The easiest way to deploy Firebase stuff is with the CLI, that has a firebase.json
file that tells it where to find things, mine has a reference to a file containing my Firestore indexes. Here is the contents of that file, which enables the above query:
{
"indexes": [{
"collectionGroup": "counts",
"queryScope": "COLLECTION",
"fields": [
{ "fieldPath": "enabled", "order": "DESCENDING" },
{ "fieldPath": "comment", "order": "DESCENDING" },
{ "fieldPath": "firstUniqueDay", "order": "DESCENDING" },
{ "fieldPath": "lastUniqueDay", "order": "DESCENDING" },
{ "fieldPath": "visits", "order": "DESCENDING" }
]
}],
"fieldOverrides": []
}
This says make an index on the specified fields for the "counts" collection.
With that index and the query above we now have rowSnap
as a collection of records that matched.
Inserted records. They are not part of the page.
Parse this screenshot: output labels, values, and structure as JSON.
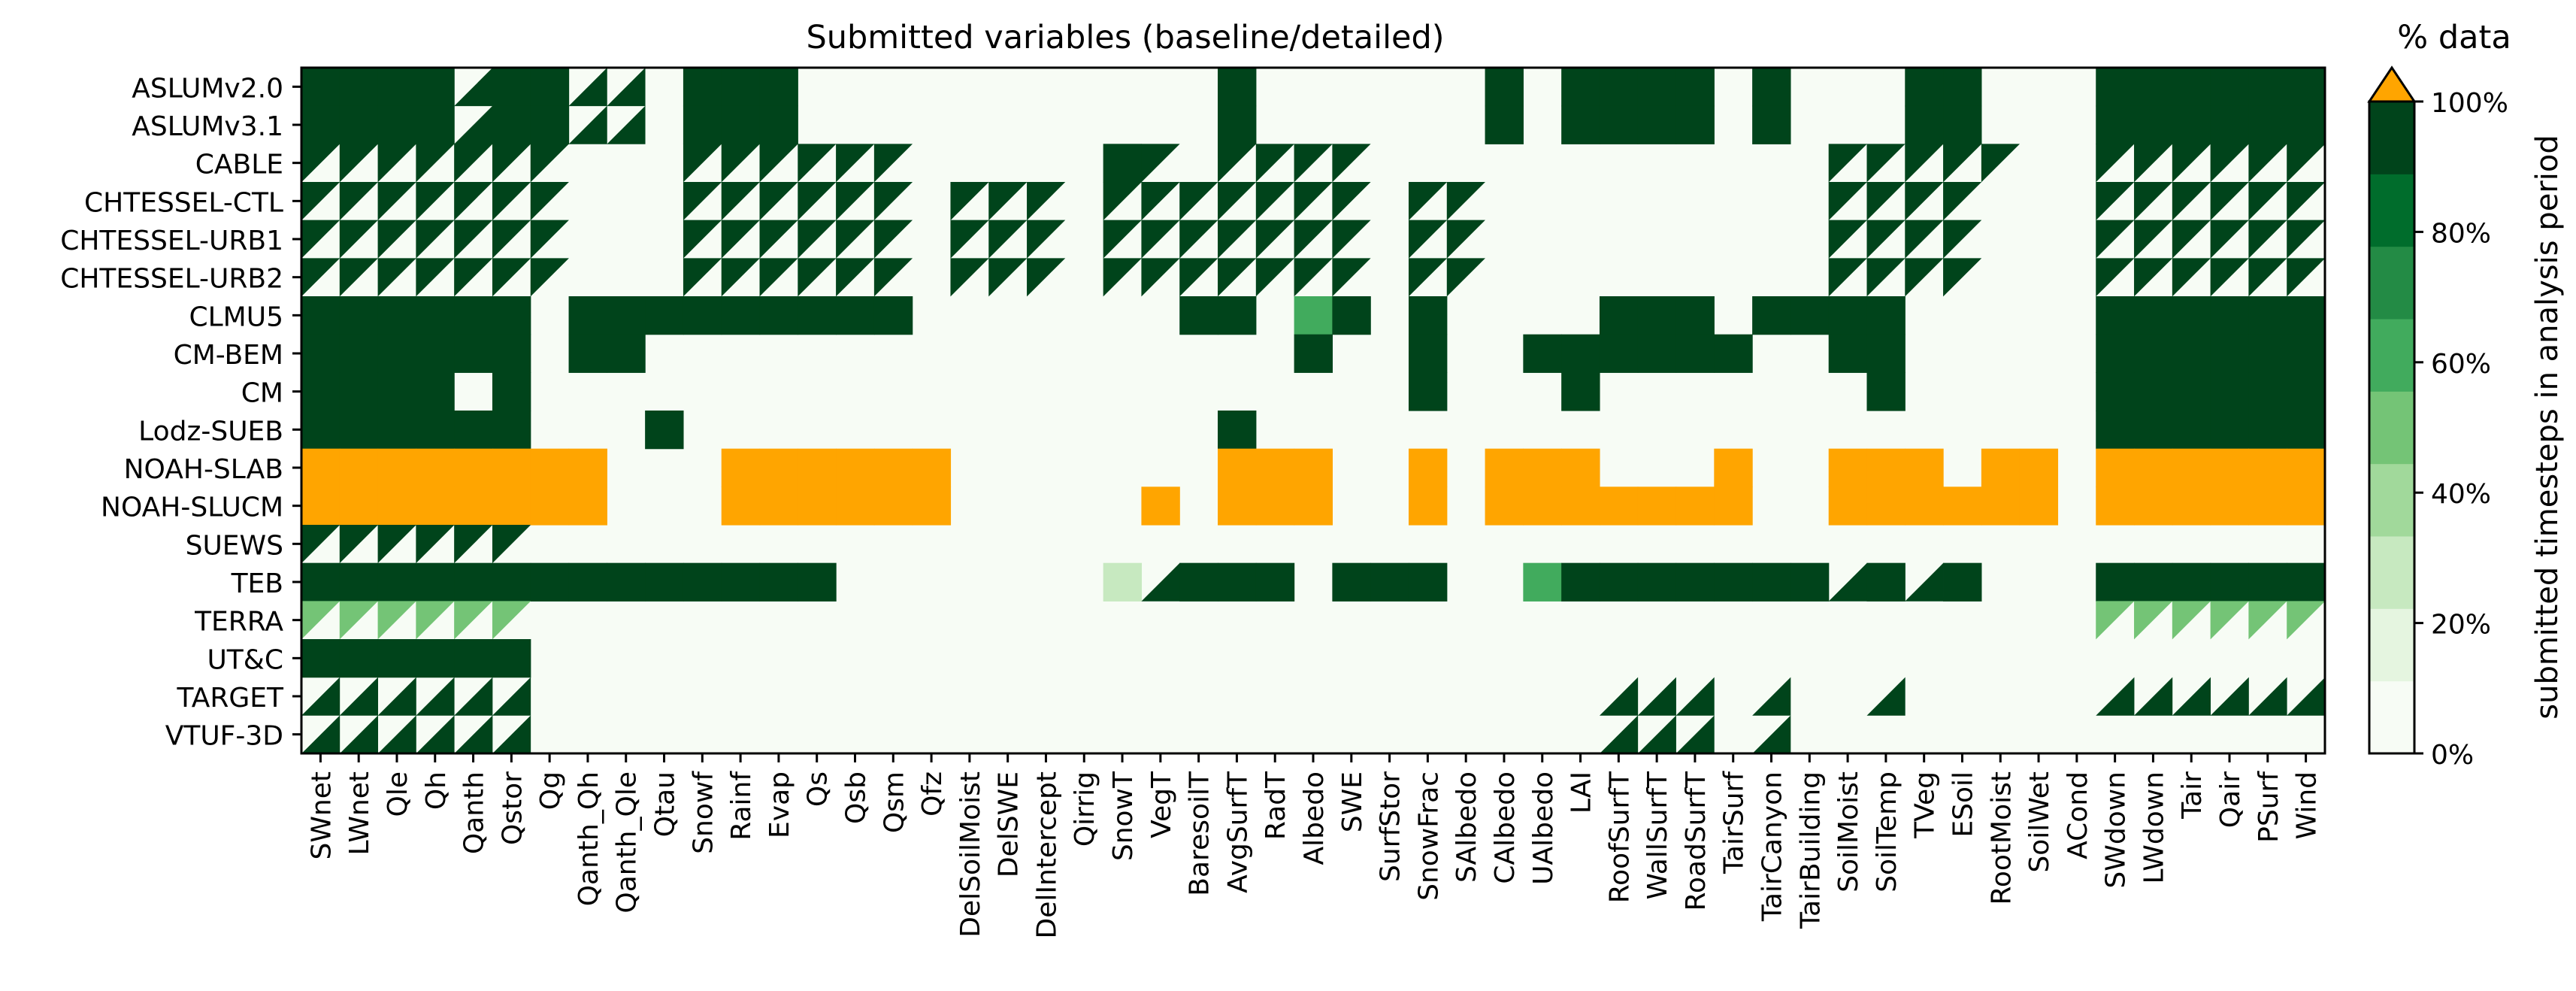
{
  "chart_data": {
    "type": "heatmap",
    "title": "Submitted variables (baseline/detailed)",
    "colorbar": {
      "title": "% data",
      "label": "submitted timesteps in analysis period",
      "ticks": [
        "0%",
        "20%",
        "40%",
        "60%",
        "80%",
        "100%"
      ],
      "levels": [
        "#f7fcf5",
        "#e5f5e0",
        "#c7e9c0",
        "#a1d99b",
        "#74c476",
        "#41ab5d",
        "#238b45",
        "#006d2c",
        "#00441b"
      ],
      "over_color": "#ffa500",
      "fill_color": "#00441b",
      "background_color": "#f7fcf5"
    },
    "models": [
      "ASLUMv2.0",
      "ASLUMv3.1",
      "CABLE",
      "CHTESSEL-CTL",
      "CHTESSEL-URB1",
      "CHTESSEL-URB2",
      "CLMU5",
      "CM-BEM",
      "CM",
      "Lodz-SUEB",
      "NOAH-SLAB",
      "NOAH-SLUCM",
      "SUEWS",
      "TEB",
      "TERRA",
      "UT&C",
      "TARGET",
      "VTUF-3D"
    ],
    "variables": [
      "SWnet",
      "LWnet",
      "Qle",
      "Qh",
      "Qanth",
      "Qstor",
      "Qg",
      "Qanth_Qh",
      "Qanth_Qle",
      "Qtau",
      "Snowf",
      "Rainf",
      "Evap",
      "Qs",
      "Qsb",
      "Qsm",
      "Qfz",
      "DelSoilMoist",
      "DelSWE",
      "DelIntercept",
      "Qirrig",
      "SnowT",
      "VegT",
      "BaresoilT",
      "AvgSurfT",
      "RadT",
      "Albedo",
      "SWE",
      "SurfStor",
      "SnowFrac",
      "SAlbedo",
      "CAlbedo",
      "UAlbedo",
      "LAI",
      "RoofSurfT",
      "WallSurfT",
      "RoadSurfT",
      "TairSurf",
      "TairCanyon",
      "TairBuilding",
      "SoilMoist",
      "SoilTemp",
      "TVeg",
      "ESoil",
      "RootMoist",
      "SoilWet",
      "ACond",
      "SWdown",
      "LWdown",
      "Tair",
      "Qair",
      "PSurf",
      "Wind"
    ],
    "cell_codes": {
      "F": "baseline and detailed submitted",
      "B": "baseline only (upper-left triangle)",
      "D": "detailed only (lower-right triangle)",
      "O": "over 100% (orange)"
    },
    "rows": [
      [
        "F",
        "F",
        "F",
        "F",
        "D",
        "F",
        "F",
        "D",
        "D",
        "",
        "F",
        "F",
        "F",
        "",
        "",
        "",
        "",
        "",
        "",
        "",
        "",
        "",
        "",
        "",
        "F",
        "",
        "",
        "",
        "",
        "",
        "",
        "F",
        "",
        "F",
        "F",
        "F",
        "F",
        "",
        "F",
        "",
        "",
        "",
        "F",
        "F",
        "",
        "",
        "",
        "F",
        "F",
        "F",
        "F",
        "F",
        "F"
      ],
      [
        "F",
        "F",
        "F",
        "F",
        "D",
        "F",
        "F",
        "D",
        "D",
        "",
        "F",
        "F",
        "F",
        "",
        "",
        "",
        "",
        "",
        "",
        "",
        "",
        "",
        "",
        "",
        "F",
        "",
        "",
        "",
        "",
        "",
        "",
        "F",
        "",
        "F",
        "F",
        "F",
        "F",
        "",
        "F",
        "",
        "",
        "",
        "F",
        "F",
        "",
        "",
        "",
        "F",
        "F",
        "F",
        "F",
        "F",
        "F"
      ],
      [
        "B",
        "B",
        "B",
        "B",
        "B",
        "B",
        "B",
        "",
        "",
        "",
        "B",
        "B",
        "B",
        "B",
        "B",
        "B",
        "",
        "",
        "",
        "",
        "",
        "F",
        "B",
        "",
        "B",
        "B",
        "B",
        "B",
        "",
        "",
        "",
        "",
        "",
        "",
        "",
        "",
        "",
        "",
        "",
        "",
        "B",
        "B",
        "B",
        "B",
        "B",
        "",
        "",
        "B",
        "B",
        "B",
        "B",
        "B",
        "B"
      ],
      [
        "B",
        "B",
        "B",
        "B",
        "B",
        "B",
        "B",
        "",
        "",
        "",
        "B",
        "B",
        "B",
        "B",
        "B",
        "B",
        "",
        "B",
        "B",
        "B",
        "",
        "B",
        "B",
        "B",
        "B",
        "B",
        "B",
        "B",
        "",
        "B",
        "B",
        "",
        "",
        "",
        "",
        "",
        "",
        "",
        "",
        "",
        "B",
        "B",
        "B",
        "B",
        "",
        "",
        "",
        "B",
        "B",
        "B",
        "B",
        "B",
        "B"
      ],
      [
        "B",
        "B",
        "B",
        "B",
        "B",
        "B",
        "B",
        "",
        "",
        "",
        "B",
        "B",
        "B",
        "B",
        "B",
        "B",
        "",
        "B",
        "B",
        "B",
        "",
        "B",
        "B",
        "B",
        "B",
        "B",
        "B",
        "B",
        "",
        "B",
        "B",
        "",
        "",
        "",
        "",
        "",
        "",
        "",
        "",
        "",
        "B",
        "B",
        "B",
        "B",
        "",
        "",
        "",
        "B",
        "B",
        "B",
        "B",
        "B",
        "B"
      ],
      [
        "B",
        "B",
        "B",
        "B",
        "B",
        "B",
        "B",
        "",
        "",
        "",
        "B",
        "B",
        "B",
        "B",
        "B",
        "B",
        "",
        "B",
        "B",
        "B",
        "",
        "B",
        "B",
        "B",
        "B",
        "B",
        "B",
        "B",
        "",
        "B",
        "B",
        "",
        "",
        "",
        "",
        "",
        "",
        "",
        "",
        "",
        "B",
        "B",
        "B",
        "B",
        "",
        "",
        "",
        "B",
        "B",
        "B",
        "B",
        "B",
        "B"
      ],
      [
        "F",
        "F",
        "F",
        "F",
        "F",
        "F",
        "",
        "F",
        "F",
        "F",
        "F",
        "F",
        "F",
        "F",
        "F",
        "F",
        "",
        "",
        "",
        "",
        "",
        "",
        "",
        "F",
        "F",
        "",
        "F",
        "F",
        "",
        "F",
        "",
        "",
        "",
        "",
        "F",
        "F",
        "F",
        "",
        "F",
        "F",
        "F",
        "F",
        "",
        "",
        "",
        "",
        "",
        "F",
        "F",
        "F",
        "F",
        "F",
        "F"
      ],
      [
        "F",
        "F",
        "F",
        "F",
        "F",
        "F",
        "",
        "F",
        "F",
        "",
        "",
        "",
        "",
        "",
        "",
        "",
        "",
        "",
        "",
        "",
        "",
        "",
        "",
        "",
        "",
        "",
        "F",
        "",
        "",
        "F",
        "",
        "",
        "F",
        "F",
        "F",
        "F",
        "F",
        "F",
        "",
        "",
        "F",
        "F",
        "",
        "",
        "",
        "",
        "",
        "F",
        "F",
        "F",
        "F",
        "F",
        "F"
      ],
      [
        "F",
        "F",
        "F",
        "F",
        "",
        "F",
        "",
        "",
        "",
        "",
        "",
        "",
        "",
        "",
        "",
        "",
        "",
        "",
        "",
        "",
        "",
        "",
        "",
        "",
        "",
        "",
        "",
        "",
        "",
        "F",
        "",
        "",
        "",
        "F",
        "",
        "",
        "",
        "",
        "",
        "",
        "",
        "F",
        "",
        "",
        "",
        "",
        "",
        "F",
        "F",
        "F",
        "F",
        "F",
        "F"
      ],
      [
        "F",
        "F",
        "F",
        "F",
        "F",
        "F",
        "",
        "",
        "",
        "F",
        "",
        "",
        "",
        "",
        "",
        "",
        "",
        "",
        "",
        "",
        "",
        "",
        "",
        "",
        "F",
        "",
        "",
        "",
        "",
        "",
        "",
        "",
        "",
        "",
        "",
        "",
        "",
        "",
        "",
        "",
        "",
        "",
        "",
        "",
        "",
        "",
        "",
        "F",
        "F",
        "F",
        "F",
        "F",
        "F"
      ],
      [
        "O",
        "O",
        "O",
        "O",
        "O",
        "O",
        "O",
        "O",
        "",
        "",
        "",
        "O",
        "O",
        "O",
        "O",
        "O",
        "O",
        "",
        "",
        "",
        "",
        "",
        "",
        "",
        "O",
        "O",
        "O",
        "",
        "",
        "O",
        "",
        "O",
        "O",
        "O",
        "",
        "",
        "",
        "O",
        "",
        "",
        "O",
        "O",
        "O",
        "",
        "O",
        "O",
        "",
        "O",
        "O",
        "O",
        "O",
        "O",
        "O"
      ],
      [
        "O",
        "O",
        "O",
        "O",
        "O",
        "O",
        "O",
        "O",
        "",
        "",
        "",
        "O",
        "O",
        "O",
        "O",
        "O",
        "O",
        "",
        "",
        "",
        "",
        "",
        "O",
        "",
        "O",
        "O",
        "O",
        "",
        "",
        "O",
        "",
        "O",
        "O",
        "O",
        "O",
        "O",
        "O",
        "O",
        "",
        "",
        "O",
        "O",
        "O",
        "O",
        "O",
        "O",
        "",
        "O",
        "O",
        "O",
        "O",
        "O",
        "O"
      ],
      [
        "B",
        "B",
        "B",
        "B",
        "B",
        "B",
        "",
        "",
        "",
        "",
        "",
        "",
        "",
        "",
        "",
        "",
        "",
        "",
        "",
        "",
        "",
        "",
        "",
        "",
        "",
        "",
        "",
        "",
        "",
        "",
        "",
        "",
        "",
        "",
        "",
        "",
        "",
        "",
        "",
        "",
        "",
        "",
        "",
        "",
        "",
        "",
        "",
        "",
        "",
        "",
        "",
        "",
        ""
      ],
      [
        "F",
        "F",
        "F",
        "F",
        "F",
        "F",
        "F",
        "F",
        "F",
        "F",
        "F",
        "F",
        "F",
        "F",
        "",
        "",
        "",
        "",
        "",
        "",
        "",
        "F",
        "D",
        "F",
        "F",
        "F",
        "",
        "F",
        "F",
        "F",
        "",
        "",
        "F",
        "F",
        "F",
        "F",
        "F",
        "F",
        "F",
        "F",
        "D",
        "F",
        "D",
        "F",
        "",
        "",
        "",
        "F",
        "F",
        "F",
        "F",
        "F",
        "F"
      ],
      [
        "B",
        "B",
        "B",
        "B",
        "B",
        "B",
        "",
        "",
        "",
        "",
        "",
        "",
        "",
        "",
        "",
        "",
        "",
        "",
        "",
        "",
        "",
        "",
        "",
        "",
        "",
        "",
        "",
        "",
        "",
        "",
        "",
        "",
        "",
        "",
        "",
        "",
        "",
        "",
        "",
        "",
        "",
        "",
        "",
        "",
        "",
        "",
        "",
        "B",
        "B",
        "B",
        "B",
        "B",
        "B"
      ],
      [
        "F",
        "F",
        "F",
        "F",
        "F",
        "F",
        "",
        "",
        "",
        "",
        "",
        "",
        "",
        "",
        "",
        "",
        "",
        "",
        "",
        "",
        "",
        "",
        "",
        "",
        "",
        "",
        "",
        "",
        "",
        "",
        "",
        "",
        "",
        "",
        "",
        "",
        "",
        "",
        "",
        "",
        "",
        "",
        "",
        "",
        "",
        "",
        "",
        "",
        "",
        "",
        "",
        "",
        ""
      ],
      [
        "D",
        "D",
        "D",
        "D",
        "D",
        "D",
        "",
        "",
        "",
        "",
        "",
        "",
        "",
        "",
        "",
        "",
        "",
        "",
        "",
        "",
        "",
        "",
        "",
        "",
        "",
        "",
        "",
        "",
        "",
        "",
        "",
        "",
        "",
        "",
        "D",
        "D",
        "D",
        "",
        "D",
        "",
        "",
        "D",
        "",
        "",
        "",
        "",
        "",
        "D",
        "D",
        "D",
        "D",
        "D",
        "D"
      ],
      [
        "D",
        "D",
        "D",
        "D",
        "D",
        "D",
        "",
        "",
        "",
        "",
        "",
        "",
        "",
        "",
        "",
        "",
        "",
        "",
        "",
        "",
        "",
        "",
        "",
        "",
        "",
        "",
        "",
        "",
        "",
        "",
        "",
        "",
        "",
        "",
        "D",
        "D",
        "D",
        "",
        "D",
        "",
        "",
        "",
        "",
        "",
        "",
        "",
        "",
        "",
        "",
        "",
        "",
        "",
        ""
      ]
    ],
    "special_cells": [
      {
        "model": "CLMU5",
        "variable": "Albedo",
        "value_pct": 60
      },
      {
        "model": "TEB",
        "variable": "SnowT",
        "value_pct": 25
      },
      {
        "model": "TEB",
        "variable": "UAlbedo",
        "value_pct": 60
      },
      {
        "model": "TERRA",
        "variable": "*",
        "value_pct": 50
      }
    ]
  }
}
We use that to add a score
for each matching tag in the new article, versus the one that is being viewed. We sort by this score
and then return the requested number of article ids that will be rendered as recommendations in the widget.
rowSnap.forEach((row) => {
let record = row.data()
if (row.id === articleId) return
let score = record.processedTags.reduce(
(a, c) => (tags.has(c) ? a + 1 : a),
0
)
rows.push({ id: row.id, score })
})
rows.sort((a, b) => b.score - a.score)
return rows.slice(0, number).map((r) => r.id)
}
)
wasClicked
If an article is clicked in the widget we just record that fact in the "counts" collection for the article.
exports.wasClicked = functions.https.onCall(async ({ articleId }, context) => {
if (context.app === undefined) {
throw new functions.https.HttpsError(
"failed-precondition",
"The function must be called from an App Check verified app."
)
}
const countRef = db.collection("counts").doc(articleId)
const doc = await countRef.get()
const data = doc.exists ? doc.data() : {}
data.clicks = (data.clicks || 0) + 1
await countRef.set(data)
})
Deploying
Once we've built this file, using the Firebase CLI you just type firebase deploy
and it sends the whole lot to the cloud. You can make adjustments for "where" functions will live, by default it is "us-central-1" and I've left mine there.
Conclusion
In this part we've seen how to make sharded counters and API calls using Firebase functions, we've also covered the principles of article recommendations and the need for indexes in Firestore if you use more complicated queries. Next time we'll cover scoring and achievements.
Top comments (2)
Good job my friend. The only thing I would change is to use Cloud Run instead of Cloud Functions because pricing is going to get real high (Cloud Functions doesn't support simultaneous calls in a single instance)
Yes I'm going to do a version with Cloud Run next and then compare.